Scientists on Sunday unveiled lab-made human antibodies that can disable several types of influenza, including highly-lethal H5N1 bird flu and the “Spanish Flu” strain that killed tens of millions in 1918.

Tested in mice, the antibodies work by binding to a previously obscure structure in the flu virus which, when blocked, sabotages the pathogen’s ability to enter the cell it is trying to infect, according to the study.

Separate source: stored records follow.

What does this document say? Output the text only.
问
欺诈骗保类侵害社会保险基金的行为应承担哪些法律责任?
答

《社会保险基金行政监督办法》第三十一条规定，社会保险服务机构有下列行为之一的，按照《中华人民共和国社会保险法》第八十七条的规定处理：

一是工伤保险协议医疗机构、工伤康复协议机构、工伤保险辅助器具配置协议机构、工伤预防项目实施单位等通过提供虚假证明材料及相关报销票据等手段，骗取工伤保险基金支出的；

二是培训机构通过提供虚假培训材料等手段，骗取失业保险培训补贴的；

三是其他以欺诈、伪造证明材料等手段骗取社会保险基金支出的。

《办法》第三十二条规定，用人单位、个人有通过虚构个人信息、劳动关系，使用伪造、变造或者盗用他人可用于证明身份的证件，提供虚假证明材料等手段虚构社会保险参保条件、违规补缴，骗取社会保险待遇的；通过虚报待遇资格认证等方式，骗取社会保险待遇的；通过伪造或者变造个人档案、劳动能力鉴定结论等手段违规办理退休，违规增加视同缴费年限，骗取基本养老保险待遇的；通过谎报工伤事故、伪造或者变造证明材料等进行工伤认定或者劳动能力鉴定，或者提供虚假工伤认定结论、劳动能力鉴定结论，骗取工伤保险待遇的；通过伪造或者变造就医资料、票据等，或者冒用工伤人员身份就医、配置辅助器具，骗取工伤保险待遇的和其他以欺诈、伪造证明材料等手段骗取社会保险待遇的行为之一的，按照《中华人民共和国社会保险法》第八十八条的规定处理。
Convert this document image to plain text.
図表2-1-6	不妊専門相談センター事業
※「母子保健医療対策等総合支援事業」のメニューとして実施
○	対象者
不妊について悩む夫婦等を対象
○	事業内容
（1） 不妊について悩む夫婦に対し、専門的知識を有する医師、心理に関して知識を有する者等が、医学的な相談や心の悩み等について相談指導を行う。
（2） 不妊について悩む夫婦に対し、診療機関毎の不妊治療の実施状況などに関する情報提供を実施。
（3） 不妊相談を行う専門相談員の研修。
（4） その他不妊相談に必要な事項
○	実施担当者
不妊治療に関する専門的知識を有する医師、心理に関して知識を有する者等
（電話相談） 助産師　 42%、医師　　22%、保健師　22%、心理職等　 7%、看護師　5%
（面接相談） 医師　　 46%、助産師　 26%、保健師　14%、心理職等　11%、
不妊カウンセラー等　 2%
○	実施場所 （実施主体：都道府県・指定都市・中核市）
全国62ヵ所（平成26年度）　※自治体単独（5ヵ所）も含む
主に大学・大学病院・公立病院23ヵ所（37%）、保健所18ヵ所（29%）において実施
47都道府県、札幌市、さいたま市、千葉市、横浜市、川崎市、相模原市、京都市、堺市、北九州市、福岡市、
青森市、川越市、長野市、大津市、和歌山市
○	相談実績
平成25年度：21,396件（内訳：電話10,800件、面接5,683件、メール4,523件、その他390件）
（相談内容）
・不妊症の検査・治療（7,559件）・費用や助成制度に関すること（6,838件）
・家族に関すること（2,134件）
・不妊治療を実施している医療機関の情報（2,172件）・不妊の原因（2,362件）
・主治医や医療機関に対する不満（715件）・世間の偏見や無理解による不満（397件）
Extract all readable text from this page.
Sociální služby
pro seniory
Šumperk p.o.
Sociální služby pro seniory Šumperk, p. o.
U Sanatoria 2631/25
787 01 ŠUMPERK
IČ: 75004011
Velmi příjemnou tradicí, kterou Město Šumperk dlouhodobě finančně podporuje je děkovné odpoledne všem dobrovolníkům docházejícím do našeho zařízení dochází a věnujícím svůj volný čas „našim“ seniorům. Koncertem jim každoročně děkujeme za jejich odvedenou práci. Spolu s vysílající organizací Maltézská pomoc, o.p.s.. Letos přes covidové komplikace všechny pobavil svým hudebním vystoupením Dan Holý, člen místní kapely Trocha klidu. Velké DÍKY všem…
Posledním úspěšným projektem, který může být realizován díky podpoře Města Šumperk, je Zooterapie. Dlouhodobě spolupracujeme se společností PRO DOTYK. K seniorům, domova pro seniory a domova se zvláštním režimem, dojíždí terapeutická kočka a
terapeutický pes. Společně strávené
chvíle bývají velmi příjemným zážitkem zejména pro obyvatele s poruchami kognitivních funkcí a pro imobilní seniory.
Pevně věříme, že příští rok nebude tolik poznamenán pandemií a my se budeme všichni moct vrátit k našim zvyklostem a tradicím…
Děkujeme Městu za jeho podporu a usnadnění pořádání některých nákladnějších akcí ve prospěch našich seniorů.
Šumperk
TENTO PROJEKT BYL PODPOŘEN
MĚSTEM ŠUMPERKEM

Because this structure – described by one scientist as a “viral Achilles’ heel” – is genetically stable and has resisted mutation over time, the antibodies are effective against many different strains.

The breakthrough “holds considerable promise for further development into a medical tool to treat and prevent seasonal as well as pandemic influenza,” said Anthony Fauci, director of the National Institute of Allergy and Infectious Diseases, which helped fund the study.

Clinical trials on humans could begin within a couple of years, the researchers said. Seasonal flu kills more than 250,000 people every year, and pandemic flu, which occurs with the emergence of deadly viral y, remains an ever-present threat.

Vaccines have long been the first line of defence against flu, but even seasonal viruses evolve so rapidly that the vaccines need to be updated every year. Even then, they are not always effective.

A team led by Wayne Marasco, a professor at Harvard Medical School, began the study by scanning tens of billions of so-called monoclonal antibodies in the laboratory.